NEW YORK — The potholes that mar city streets this year are on track to be as bad as the pockmarked roads of the 1970s unless Bill de Blasio devotes serious funding to resurfacing efforts, a former Department of Transportation commissioner warns.
Lucius Riccio, an operations researcher at Columbia University who led the DOT under the Dinkins Administration, analyzed nearly 20 years of data and found that New York could see between 250,000 and 300,000 potholes by the end of spring — one of the highest numbers in recent history.
That would put roads on par with the roadways of the 1970s, he told Columbia’s Data Science Institute.
“A high number of potholes indicates a failure to maintain city streets,” Riccio told the Institute. “Fixing potholes rather than preventing them is far more costly.”

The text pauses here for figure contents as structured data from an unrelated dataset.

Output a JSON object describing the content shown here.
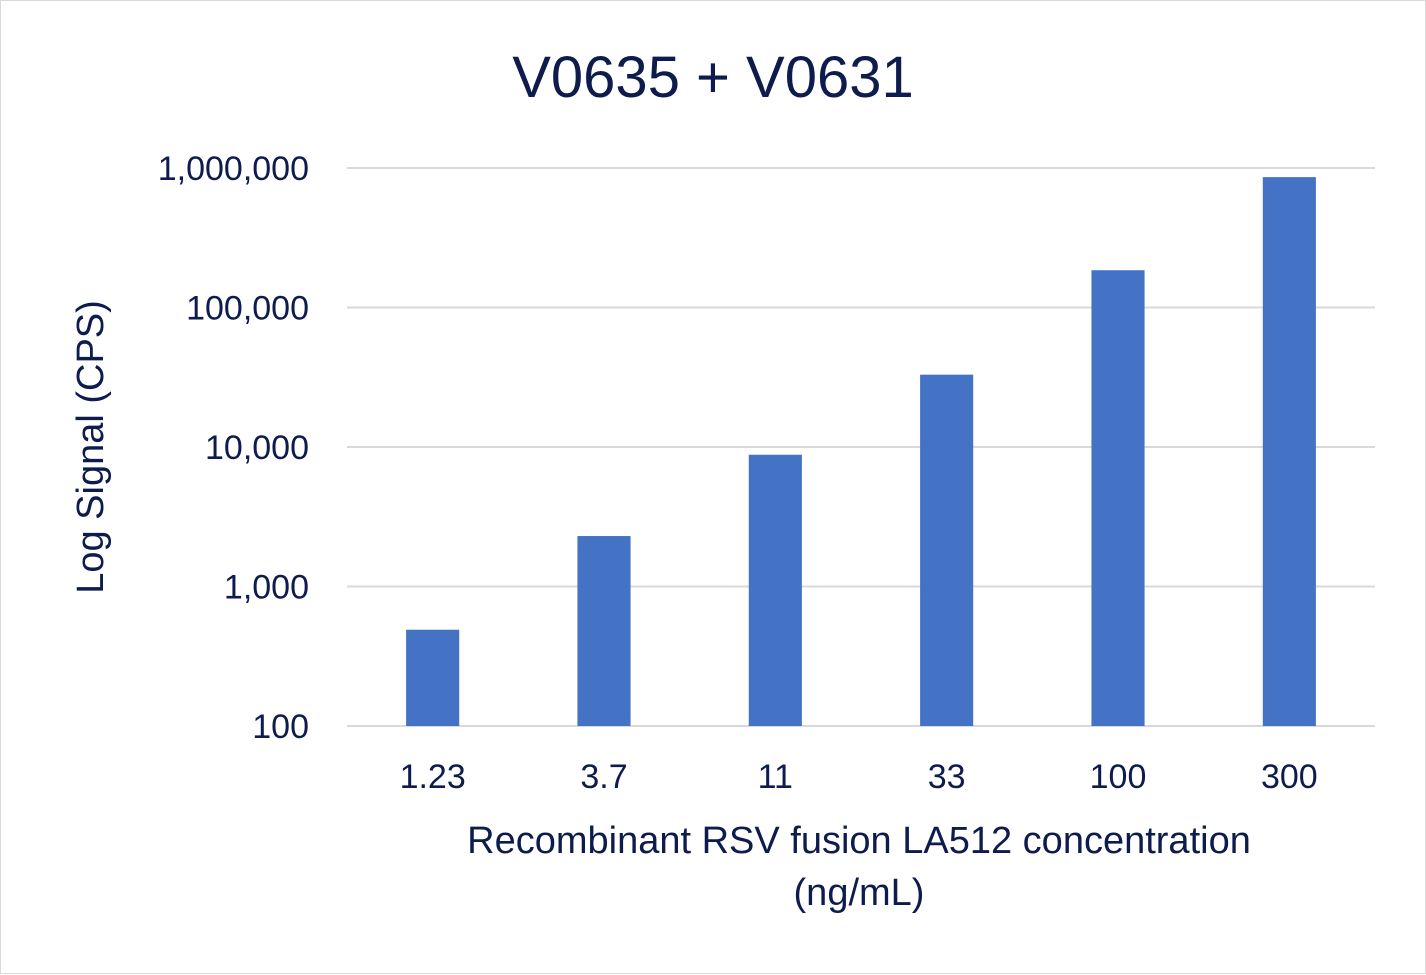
{
  "chart_data": {
    "type": "bar",
    "title": "V0635 + V0631",
    "xlabel_lines": [
      "Recombinant RSV fusion LA512 concentration",
      "(ng/mL)"
    ],
    "ylabel": "Log Signal (CPS)",
    "yscale": "log",
    "ylim": [
      100,
      1000000
    ],
    "yticks": [
      100,
      1000,
      10000,
      100000,
      1000000
    ],
    "ytick_labels": [
      "100",
      "1,000",
      "10,000",
      "100,000",
      "1,000,000"
    ],
    "categories": [
      "1.23",
      "3.7",
      "11",
      "33",
      "100",
      "300"
    ],
    "values": [
      490,
      2300,
      8800,
      33000,
      185000,
      860000
    ],
    "grid": true,
    "legend": "none",
    "colors": {
      "bar": "#4472c4",
      "text": "#0d1b4d",
      "grid": "#d9d9d9"
    }
  }
}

The DOT said in a statement that “Potholes form due to freeze/thaw cycles during harsh weather months and DOT prepares for this challenge each year with pothole repair blitzes that blanket the city.”

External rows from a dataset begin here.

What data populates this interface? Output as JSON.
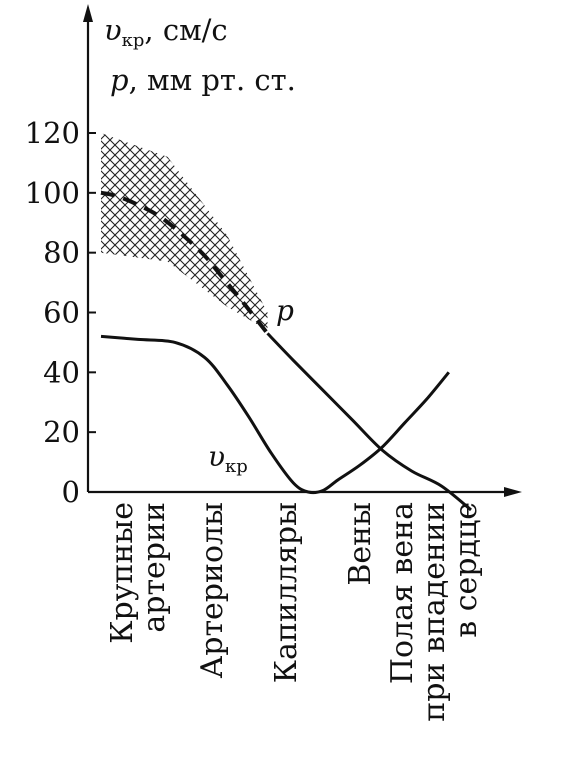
{
  "chart_data": {
    "type": "line",
    "y_axis_labels": {
      "line1": {
        "symbol": "υ",
        "sub": "кр",
        "unit": ",  см/с"
      },
      "line2": {
        "symbol": "p",
        "unit": ", мм рт. ст."
      }
    },
    "yticks": [
      "0",
      "20",
      "40",
      "60",
      "80",
      "100",
      "120"
    ],
    "ylim": [
      0,
      120
    ],
    "categories": [
      [
        "Крупные",
        "артерии"
      ],
      [
        "Артериолы"
      ],
      [
        "Капилляры"
      ],
      [
        "Вены"
      ],
      [
        "Полая вена",
        "при впадении",
        "в сердце"
      ]
    ],
    "series": [
      {
        "name": "p",
        "style": "dashed-then-solid",
        "x": [
          -0.5,
          -0.3,
          0,
          0.3,
          0.6,
          0.9,
          1.1,
          1.4,
          1.75,
          2.1,
          2.5,
          2.9,
          3.3,
          3.7,
          4.1,
          4.5
        ],
        "y": [
          100,
          99,
          96,
          92,
          86,
          79,
          73,
          64,
          53,
          44,
          34,
          24,
          14,
          7,
          2,
          -6
        ]
      },
      {
        "name": "υкр",
        "sub": "кр",
        "style": "solid",
        "x": [
          -0.5,
          0,
          0.5,
          0.9,
          1.2,
          1.5,
          1.8,
          2.1,
          2.3,
          2.5,
          2.7,
          3.0,
          3.3,
          3.6,
          3.9,
          4.2
        ],
        "y": [
          52,
          51,
          50,
          45,
          36,
          25,
          13,
          3,
          0,
          0.5,
          4,
          9,
          15,
          23,
          31,
          40
        ]
      }
    ],
    "band": {
      "x": [
        -0.5,
        0.4,
        1.2,
        1.75
      ],
      "upper": [
        120,
        112,
        86,
        60
      ],
      "lower": [
        80,
        77,
        62,
        54
      ]
    }
  }
}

But Riccio found in his research that while bad winters are commonly blamed for driving up potholes, chronic underfunding of roadwork is the root cause of 80 percent of all roadway issues, while bad weather only makes up 20 percent of the issues, according to the report.
Since the mid-1990s, the city has cut back on road funds, resurfacing only 600 lane-miles per year as opposed to the 1,000 necessary to keep pace with deterioration, he said.
With subsequent years of insufficient repaving, this has created a backlog of road problems, he found.
Credit: Mandeep Singh, Data Science Institute, Columbia University
According to the Institute, Riccio sent his research last year to current DOT commissioner Polly Trottenberg, convincing her to increase road resurfacing from 1,000 lane-miles to 1,200, soon to be 1,300 in fiscal year 2017.
Last week, de Blasio filled the 1-millionth pothole in his administration, calling this a “milestone” in a press release.
According to the DOT, an additional $242 million is being dedicated to road repaving over two fiscal years.